Trata-se de Agravo de Instrumento interposto por Edson Ferreira da Silva, em face da decisão interlocutória (fls. 70-76/SAJ 1º Grau) proferida pelo Juízo de Direito da 10º Vara Cível da Capital, em sede de ação de limitação de descontos com base na lei do superendividamento (art.104-a do cdc) c/c pedido de tutela antecipada de urgência nº 0702718-21.2025.8.02.0001, ajuizada em face de Meucashcard Serviçoes Tecnológicos e Financeiros Sa, Banco Pan Sa, Banco Bradesco Financiamentos SA, Caixa Econômica Federal, indeferiu a tutela de urgência, nos seguintes termos: "(...) Além disso, descabida a limitação dos descontos ao percentual de 30% (trinta por cento) após a realização da audiência prevista no art. 104-A, uma vez que a mencionada audiência de conciliação tem por objetivo justamente possibilitar que o devedor e todos os credores entrem em consenso no modo de pagamento das dívidas, sendo certo que não há imposição legal para que os acordos sejam limitados ao mencionado percentual.
Neste diapasão, não tenho por corroboradas as alegações da parte demandante, restando ausente, pois, a probabilidade do direito (fumus boni iuris - plausibilidade do direito substancial invocado pela parte autora).

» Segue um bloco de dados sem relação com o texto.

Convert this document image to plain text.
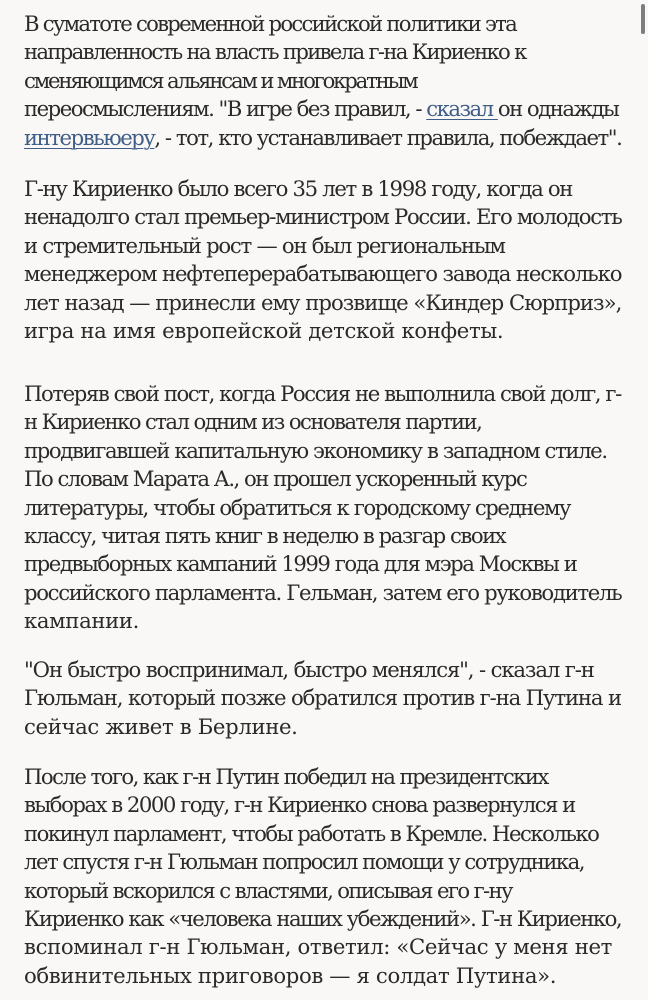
В суматоте современной российской политики эта
направленность на власть привела г-на Кириенко к
сменяющимся альянсам и многократным
переосмыслениям. "В игре без правил, - сказал он однажды
интервьюеру, - тот, кто устанавливает правила, побеждает".

Г-ну Кириенко было всего 35 лет в 1998 году, когда он
ненадолго стал премьер-министром России. Его молодость
и стремительный рост — он был региональным
менеджером нефтеперерабатывающего завода несколько
лет назад — принесли ему прозвище «Киндер Сюрприз»,
игра на имя европейской детской конфеты.

Потеряв свой пост, когда Россия не выполнила свой долг, г-
н Кириенко стал одним из основателя партии,
продвигавшей капитальную экономику в западном стиле.
По словам Марата А., он прошел ускоренный курс
литературы, чтобы обратиться к городскому среднему
классу, читая пять книг в неделю в разгар своих
предвыборных кампаний 1999 года для мэра Москвы и
российского парламента. Гельман, затем его руководитель
кампании.

"Он быстро воспринимал, быстро менялся", - сказал г-н
Гюльман, который позже обратился против г-на Путина и
сейчас живет в Берлине.

После того, как г-н Путин победил на президентских
выборах в 2000 году, г-н Кириенко снова развернулся и
покинул парламент, чтобы работать в Кремле. Несколько
лет спустя г-н Гюльман попросил помощи у сотрудника,
который вскорился с властями, описывая его г-ну
Кириенко как «человека наших убеждений». Г-н Кириенко,
вспоминал г-н Гюльман, ответил: «Сейчас у меня нет
обвинительных приговоров — я солдат Путина».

Do exposto, por entender ausentes, em sede de cognição sumária, um dos requisitos basilares preconizados no art. 300, caput, do CPC, qual seja, a probabilidade do direito/juízo de verossimilhança, indefiro o pedido de tutela de urgência, formulado na exordial. (...)" Em suas razões, o agravante, Edson Ferreira da Silva, busca a reforma da decisão que indeferiu a tutela antecipada, visando obter a limitação imediata dos descontos em seus rendimentos ao percentual de 30% da renda líquida, bem como a suspensão de sua inscrição em cadastros restritivos de crédito.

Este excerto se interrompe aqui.